Both models receive mild revisions to their front ends, with new trim-specific grille designs including a black honeycomb item for the S-Max ST-Line and a satin chrome item for the S-Max Vignale. New 19in alloy wheels feature, too.
Of more significance are the equipment upgrades. Ford has introduced 18-way-adjustable driver and front passenger seats in both models for Zetec and Titanium trims, approved by a leading German spinal health organisation to help relieve back pain sufferers. The seats feature four-way electric lumbar adjustment.
New tech features include optional Ford Pass Connect, which adds wi-fi hotspot capability and adds functions to the FordPass mobile app including the vehicle’s status, a vehicle locator and remote door unlocking. It also brings Local Hazard Information via the on-board modem and data from HERE Technologies, informing drivers of a hazardous situation ahead that may not yet be visible, independently from the sat-nav.
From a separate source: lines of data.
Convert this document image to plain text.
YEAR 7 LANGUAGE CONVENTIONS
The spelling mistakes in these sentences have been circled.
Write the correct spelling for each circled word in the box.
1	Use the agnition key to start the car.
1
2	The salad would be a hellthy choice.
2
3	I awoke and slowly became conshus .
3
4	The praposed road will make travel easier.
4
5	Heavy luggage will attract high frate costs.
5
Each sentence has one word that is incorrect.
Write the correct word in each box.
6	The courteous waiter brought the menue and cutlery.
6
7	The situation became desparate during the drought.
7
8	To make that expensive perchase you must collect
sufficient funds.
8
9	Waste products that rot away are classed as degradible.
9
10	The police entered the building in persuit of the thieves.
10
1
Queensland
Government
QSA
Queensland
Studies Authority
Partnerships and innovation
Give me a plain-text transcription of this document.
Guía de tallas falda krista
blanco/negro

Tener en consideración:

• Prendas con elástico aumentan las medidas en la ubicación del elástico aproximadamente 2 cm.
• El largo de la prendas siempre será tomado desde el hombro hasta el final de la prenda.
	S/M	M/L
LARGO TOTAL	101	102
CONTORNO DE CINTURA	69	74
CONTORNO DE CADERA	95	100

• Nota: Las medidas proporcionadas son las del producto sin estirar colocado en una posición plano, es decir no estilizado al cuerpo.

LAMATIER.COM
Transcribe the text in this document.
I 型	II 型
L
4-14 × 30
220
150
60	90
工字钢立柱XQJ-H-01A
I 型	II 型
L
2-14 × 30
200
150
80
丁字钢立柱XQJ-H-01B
Mechanical tweaks are limited, as Ford’s latest Ecoblue 2.0-litre diesel engine was drafted in last year in 148bhp and 187bhp forms. The units are offered with either a six-speed manual or eight-speed automatic gearbox.
Ford’s entire MPV range has suffered in the face of increasing competition from SUVs. A total of 11,838 Galaxys were registered across Europe last year - down around 8500 on the car’s 2016 peak. The S-Max has suffered a similar fate, down to 23,700 after more than 35,000 were registered in 2017. The smaller B-Max and C-Max were discontinued earlier this year.